$q=AL^αK^β$

a. Let the price of the output «q» be p.

Total cost of the firm $TC=wL+rK$

Profit $Π = pq -wL -rK$

$Π = pAL^αK^β -wL -rK$

Profit is maximized when $\frac{∂Π}{∂L} = 0 \; and \; \frac{∂Π}{∂K} =0$

$αpAL^{α-1}K^β -w = 0 \;\;\;(1) \\ βpAL^αK^{β-1} -r =0 \;\;\;(2)$

Dividing two equations, we get:

$\frac{α}{β} \frac{K}{L} = \frac{w}{r} \\ wL = \frac{α}{β}Kr$

Substituting this in C = wL +rK, we get:

$\frac{α}{β}rK +rK=C \\ rK[\frac{α+β}{β}] =C \\ K^* = [\frac{β}{α +β} \times \frac{C}{r}] \\ L^* = [\frac{α}{α +β} \times \frac{C}{w}]$

b. From (1), we get:

$αpAL^{α-1}K^β =w$

So, the wage rate w is

$w=αpAL^{α-1}K^β$

c.
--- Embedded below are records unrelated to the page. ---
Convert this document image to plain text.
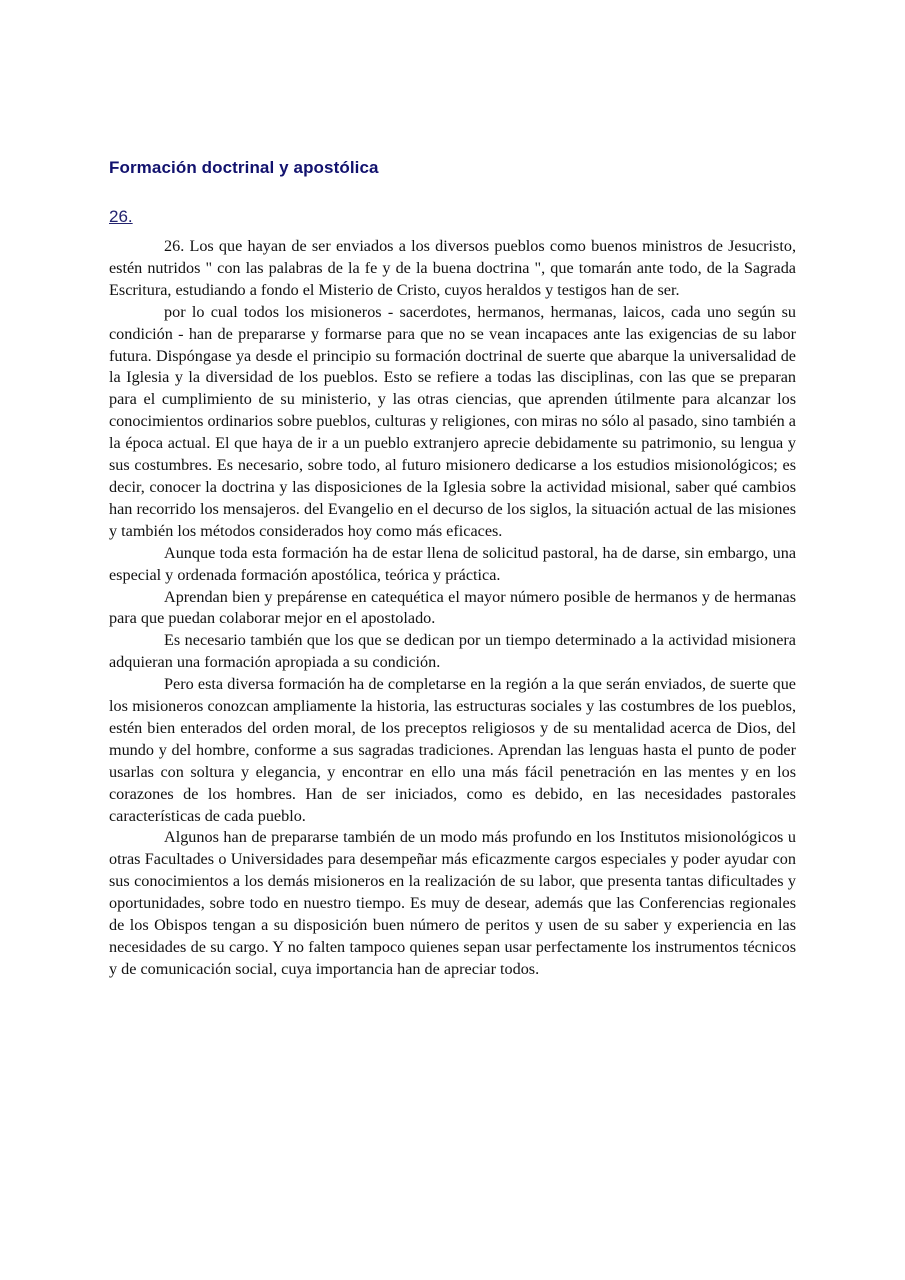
Formación doctrinal y apostólica
26.

26. Los que hayan de ser enviados a los diversos pueblos como buenos ministros de Jesucristo, estén nutridos " con las palabras de la fe y de la buena doctrina ", que tomarán ante todo, de la Sagrada Escritura, estudiando a fondo el Misterio de Cristo, cuyos heraldos y testigos han de ser.

por lo cual todos los misioneros - sacerdotes, hermanos, hermanas, laicos, cada uno según su condición - han de prepararse y formarse para que no se vean incapaces ante las exigencias de su labor futura. Dispóngase ya desde el principio su formación doctrinal de suerte que abarque la universalidad de la Iglesia y la diversidad de los pueblos. Esto se refiere a todas las disciplinas, con las que se preparan para el cumplimiento de su ministerio, y las otras ciencias, que aprenden útilmente para alcanzar los conocimientos ordinarios sobre pueblos, culturas y religiones, con miras no sólo al pasado, sino también a la época actual. El que haya de ir a un pueblo extranjero aprecie debidamente su patrimonio, su lengua y sus costumbres. Es necesario, sobre todo, al futuro misionero dedicarse a los estudios misionológicos; es decir, conocer la doctrina y las disposiciones de la Iglesia sobre la actividad misional, saber qué cambios han recorrido los mensajeros. del Evangelio en el decurso de los siglos, la situación actual de las misiones y también los métodos considerados hoy como más eficaces.

Aunque toda esta formación ha de estar llena de solicitud pastoral, ha de darse, sin embargo, una especial y ordenada formación apostólica, teórica y práctica.

Aprendan bien y prepárense en catequética el mayor número posible de hermanos y de hermanas para que puedan colaborar mejor en el apostolado.

Es necesario también que los que se dedican por un tiempo determinado a la actividad misionera adquieran una formación apropiada a su condición.

Pero esta diversa formación ha de completarse en la región a la que serán enviados, de suerte que los misioneros conozcan ampliamente la historia, las estructuras sociales y las costumbres de los pueblos, estén bien enterados del orden moral, de los preceptos religiosos y de su mentalidad acerca de Dios, del mundo y del hombre, conforme a sus sagradas tradiciones. Aprendan las lenguas hasta el punto de poder usarlas con soltura y elegancia, y encontrar en ello una más fácil penetración en las mentes y en los corazones de los hombres. Han de ser iniciados, como es debido, en las necesidades pastorales características de cada pueblo.

Algunos han de prepararse también de un modo más profundo en los Institutos misionológicos u otras Facultades o Universidades para desempeñar más eficazmente cargos especiales y poder ayudar con sus conocimientos a los demás misioneros en la realización de su labor, que presenta tantas dificultades y oportunidades, sobre todo en nuestro tiempo. Es muy de desear, además que las Conferencias regionales de los Obispos tengan a su disposición buen número de peritos y usen de su saber y experiencia en las necesidades de su cargo. Y no falten tampoco quienes sepan usar perfectamente los instrumentos técnicos y de comunicación social, cuya importancia han de apreciar todos.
Total wage paid to labour $= wL = αpAL^{α}K^β$

Total sum paid to capital $= rK = βpAL^αK^{β}$

Share of firms revenue paid to labour $= \frac{wL}{pq}$

$= \frac{αpAL^{α}K^β}{pAL^{α}K^β} = α$

Share of firms revenue paid to capital $= \frac{rK}{pq}$

$= \frac{βpAL^αK^{β}}{pAL^{α}K^β}=β$

d. α=0.6, β=0.2, A=1

$K^* = \frac{0.2}{0.2+0.6} \times \frac{C}{r} = 0.25 \frac{C}{r} \\ L^* = \frac{0.6}{0.2+0.6} \times \frac{C}{w} = 0.75 \frac{C}{w}$